Lilligren holds the same position, insisting that all roads not lead to IAU. “In a lot of people’s minds and arguments,” Lilligren said, “Internal Affairs is [the decisive factor]. Chief McManus used the [IAU] to … disprove the CRA investigator’s work. That’s for the birds. Practice has been that CRA makes [a] determination, forwards that to the chief and the chief can do what he or she wants. And complaints have sat on [that] desk, some for two years, now. Or [they] were forwarded to IAU to improve the investigation. That’s why the CRA exists. Internal Affairs or the chief’s discretion shouldn’t come into it.
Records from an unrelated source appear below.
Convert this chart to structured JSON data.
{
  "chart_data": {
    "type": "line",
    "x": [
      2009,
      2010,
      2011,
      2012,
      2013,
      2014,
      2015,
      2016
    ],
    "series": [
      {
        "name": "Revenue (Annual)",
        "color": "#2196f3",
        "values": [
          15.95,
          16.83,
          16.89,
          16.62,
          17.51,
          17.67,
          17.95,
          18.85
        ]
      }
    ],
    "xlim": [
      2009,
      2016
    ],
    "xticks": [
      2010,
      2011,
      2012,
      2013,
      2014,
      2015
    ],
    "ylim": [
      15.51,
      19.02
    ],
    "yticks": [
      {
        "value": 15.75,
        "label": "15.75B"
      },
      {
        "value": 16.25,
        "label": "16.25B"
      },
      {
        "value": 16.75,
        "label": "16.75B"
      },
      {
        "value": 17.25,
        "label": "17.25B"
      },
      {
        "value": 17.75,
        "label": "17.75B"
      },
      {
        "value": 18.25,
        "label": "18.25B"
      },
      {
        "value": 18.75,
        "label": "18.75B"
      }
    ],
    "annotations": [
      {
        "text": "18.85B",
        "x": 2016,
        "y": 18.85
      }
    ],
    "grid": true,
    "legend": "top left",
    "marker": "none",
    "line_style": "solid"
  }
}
Once a complaint is sustained by the CRA it should [stand]. That’s the point of having civilian oversight.”
Council Member Hodges agrees that McManus sitting on his duff didn’t help and that “one of the core issues was the chief’s disciplining officers if complaints had been sustained. Most of them weren’t being disciplined at all, even the cases had been sustained by CRA.”
Mayor R.T. Rybak may have taken a bite out of any CRA overhaul when he offered this comment recently: “The Chief of Police needs final authority on who is disciplined. Toward these ends, I support a CRA that makes its judgments based on MPD Policy.” If you’ve got the chief deciding what complaints are sustained, what authority does the Civilian Review Authority have?
Between 1974 and 1976, when the Minneapolis Civil Rights Commission held jurisdiction over the Minneapolis Police Department, four officers were charged with use of excessive force. As a result of the investigations, two were convicted of assault. Though reports and documentation of MPD misconduct now are commonplace, it is unthinkable that such convictions would occur today. That has to change. The City Council has turn back time to when cops couldn’t break the law and be shielded by the Minneapolis Police Department.